Tucson Effective Altruism (TEA)
May 2022 - July 2025
Tucson Effective Altruism is an organization I co-founded and scaled at the University of Arizona. This is the most entrepreneurial experience I have had so far. We started quite scrappy: two people running small discussion groups. By the end of year three, we had ten organizers in the team collectively dedicating upwards of 35-40 hours each week, and our regular operations included running a university course, a career planning program, hosting research-styled symposia, and weekly community socials.

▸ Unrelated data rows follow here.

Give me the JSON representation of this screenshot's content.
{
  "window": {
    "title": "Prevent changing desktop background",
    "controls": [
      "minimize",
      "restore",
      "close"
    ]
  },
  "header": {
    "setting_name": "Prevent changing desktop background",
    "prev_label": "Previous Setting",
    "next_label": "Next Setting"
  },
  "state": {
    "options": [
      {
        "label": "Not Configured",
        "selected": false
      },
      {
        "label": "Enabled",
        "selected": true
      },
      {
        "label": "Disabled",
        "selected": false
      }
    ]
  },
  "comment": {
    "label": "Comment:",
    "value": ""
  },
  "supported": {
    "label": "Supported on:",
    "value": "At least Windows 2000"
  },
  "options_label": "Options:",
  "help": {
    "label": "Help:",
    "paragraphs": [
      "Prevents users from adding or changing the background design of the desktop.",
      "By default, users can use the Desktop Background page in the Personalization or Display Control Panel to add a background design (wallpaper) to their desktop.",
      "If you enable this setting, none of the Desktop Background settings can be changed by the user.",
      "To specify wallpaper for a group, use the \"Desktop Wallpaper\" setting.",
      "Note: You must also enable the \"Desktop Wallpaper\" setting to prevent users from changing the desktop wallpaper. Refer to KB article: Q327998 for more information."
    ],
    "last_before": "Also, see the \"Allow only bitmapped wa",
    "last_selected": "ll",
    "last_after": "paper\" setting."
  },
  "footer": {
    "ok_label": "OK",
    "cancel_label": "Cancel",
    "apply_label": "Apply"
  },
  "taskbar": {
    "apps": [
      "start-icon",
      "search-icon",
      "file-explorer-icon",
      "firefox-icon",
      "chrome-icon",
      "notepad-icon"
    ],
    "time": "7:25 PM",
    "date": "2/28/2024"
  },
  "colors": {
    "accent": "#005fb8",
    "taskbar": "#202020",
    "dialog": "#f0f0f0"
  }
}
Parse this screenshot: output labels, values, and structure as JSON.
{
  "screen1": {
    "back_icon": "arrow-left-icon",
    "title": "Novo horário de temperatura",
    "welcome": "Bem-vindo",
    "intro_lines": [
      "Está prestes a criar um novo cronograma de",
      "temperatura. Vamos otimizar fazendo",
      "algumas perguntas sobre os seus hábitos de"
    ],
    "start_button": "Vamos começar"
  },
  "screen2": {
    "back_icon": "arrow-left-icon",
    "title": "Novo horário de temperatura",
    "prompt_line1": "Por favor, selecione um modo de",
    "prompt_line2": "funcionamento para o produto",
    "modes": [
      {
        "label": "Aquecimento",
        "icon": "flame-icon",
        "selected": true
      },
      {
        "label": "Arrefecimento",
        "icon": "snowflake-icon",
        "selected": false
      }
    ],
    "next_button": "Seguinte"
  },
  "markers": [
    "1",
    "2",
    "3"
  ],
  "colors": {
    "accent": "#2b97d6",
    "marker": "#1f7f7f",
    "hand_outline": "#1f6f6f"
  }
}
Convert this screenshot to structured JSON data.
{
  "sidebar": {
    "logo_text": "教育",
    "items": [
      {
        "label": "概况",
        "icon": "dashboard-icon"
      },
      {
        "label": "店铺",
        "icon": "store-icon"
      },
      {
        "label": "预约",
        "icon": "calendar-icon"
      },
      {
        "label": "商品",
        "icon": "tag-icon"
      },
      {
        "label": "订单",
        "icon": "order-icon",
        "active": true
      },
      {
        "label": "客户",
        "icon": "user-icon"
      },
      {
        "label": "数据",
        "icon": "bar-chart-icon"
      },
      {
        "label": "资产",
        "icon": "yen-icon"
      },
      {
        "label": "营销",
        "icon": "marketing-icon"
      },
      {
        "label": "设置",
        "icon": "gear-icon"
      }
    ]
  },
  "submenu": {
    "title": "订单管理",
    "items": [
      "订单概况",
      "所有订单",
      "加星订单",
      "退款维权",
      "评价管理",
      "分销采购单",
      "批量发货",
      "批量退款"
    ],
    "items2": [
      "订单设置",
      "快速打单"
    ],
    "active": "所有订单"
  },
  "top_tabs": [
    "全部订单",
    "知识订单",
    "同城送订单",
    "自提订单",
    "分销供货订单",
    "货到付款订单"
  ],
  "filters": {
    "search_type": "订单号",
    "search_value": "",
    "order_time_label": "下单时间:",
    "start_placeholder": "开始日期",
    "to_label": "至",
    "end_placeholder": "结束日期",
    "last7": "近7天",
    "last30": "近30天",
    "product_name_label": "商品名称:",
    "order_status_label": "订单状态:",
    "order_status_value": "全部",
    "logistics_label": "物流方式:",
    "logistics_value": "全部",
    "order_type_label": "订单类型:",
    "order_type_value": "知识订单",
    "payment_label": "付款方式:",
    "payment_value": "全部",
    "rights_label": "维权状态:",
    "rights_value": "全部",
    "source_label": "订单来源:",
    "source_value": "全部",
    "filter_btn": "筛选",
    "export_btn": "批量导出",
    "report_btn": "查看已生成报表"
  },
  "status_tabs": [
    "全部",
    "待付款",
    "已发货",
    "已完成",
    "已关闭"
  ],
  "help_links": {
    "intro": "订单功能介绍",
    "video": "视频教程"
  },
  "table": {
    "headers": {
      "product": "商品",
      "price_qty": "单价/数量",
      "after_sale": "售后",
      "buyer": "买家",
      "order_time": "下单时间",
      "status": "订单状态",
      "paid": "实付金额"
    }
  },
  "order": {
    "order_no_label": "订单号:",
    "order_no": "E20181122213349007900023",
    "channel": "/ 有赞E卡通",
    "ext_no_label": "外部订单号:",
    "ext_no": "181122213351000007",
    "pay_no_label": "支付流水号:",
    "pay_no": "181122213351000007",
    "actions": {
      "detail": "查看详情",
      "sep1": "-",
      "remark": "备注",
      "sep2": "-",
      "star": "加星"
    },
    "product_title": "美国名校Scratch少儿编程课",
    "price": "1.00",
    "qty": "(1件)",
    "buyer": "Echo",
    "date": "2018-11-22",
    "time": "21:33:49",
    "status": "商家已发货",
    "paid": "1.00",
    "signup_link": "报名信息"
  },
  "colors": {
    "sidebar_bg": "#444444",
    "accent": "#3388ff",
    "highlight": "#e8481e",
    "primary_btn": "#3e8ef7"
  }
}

Here is the list from LinkedIn and my resume describing the many hats I wore:
— Spearheaded all core operations such as running weekly meetings, delegating tasks to a 10-person team, leading outreach initiatives, course logistics, and optimal management of a ~$3K annual budget
— Negotiated with the philosophy department leadership to convert our pilot 11-week discussion program into an accredited University of Arizona course, with 75+ participants over three years
— Drafted and improved the course's syllabus and readings, mediated weekly discussions, and managed teaching assistantship duties such as grading and office hours
— Amplified membership and awareness by delivering dozens of in-class pitches (with 100-600 attendees), hosting tabling events, and executing targeted email and social-media campaigns
— Doubled our Fall '24 & Spring '25 early-semester email list sign-ups from 75 to 160+ per semester through A/B-tested messaging and improved in-person outreach
— Leveraged Mailchimp, Qualtrics, Substack, CampusGroup's web-hosting platform, and D2L to automate email campaigns, process applications, disperse newsletters, and host course content
— Hosted catered symposia exploring topics within moral philosophy, AI safety, global health, career planning, and cause prioritization, attracting 25+ attendees
— Developed and iterated a writing-focused career development program, and offered 1-on-1 career guidance to students
— Conducted post-mortems and targeted interviews after each term to improve organizational efficiency and member satisfaction
Physical characterization of the potentially hazardous (99942) Apophis
January 2021 - April 2022
Undergraduate Research Assistant, NEOWISE
Summary: We used a scalar optimization algorithm built around NEATM (Harris, 1998) and a markov chain monte carlo algorithm using a thermophysical Model (Wright, 2007) to physically characterize the near-Earth asteroid (99942) Apophis. Our computed effective diameter, albedo, and thermal inertia of the object were in agreement with previous studies on the object, and the final results were published as a first-author paper in the Planetary Science journal. Due to the importance of the object as a potentially hazardous asteroid and since this work was a part of larger planetary defense exercise, the paper also received some some media coverage.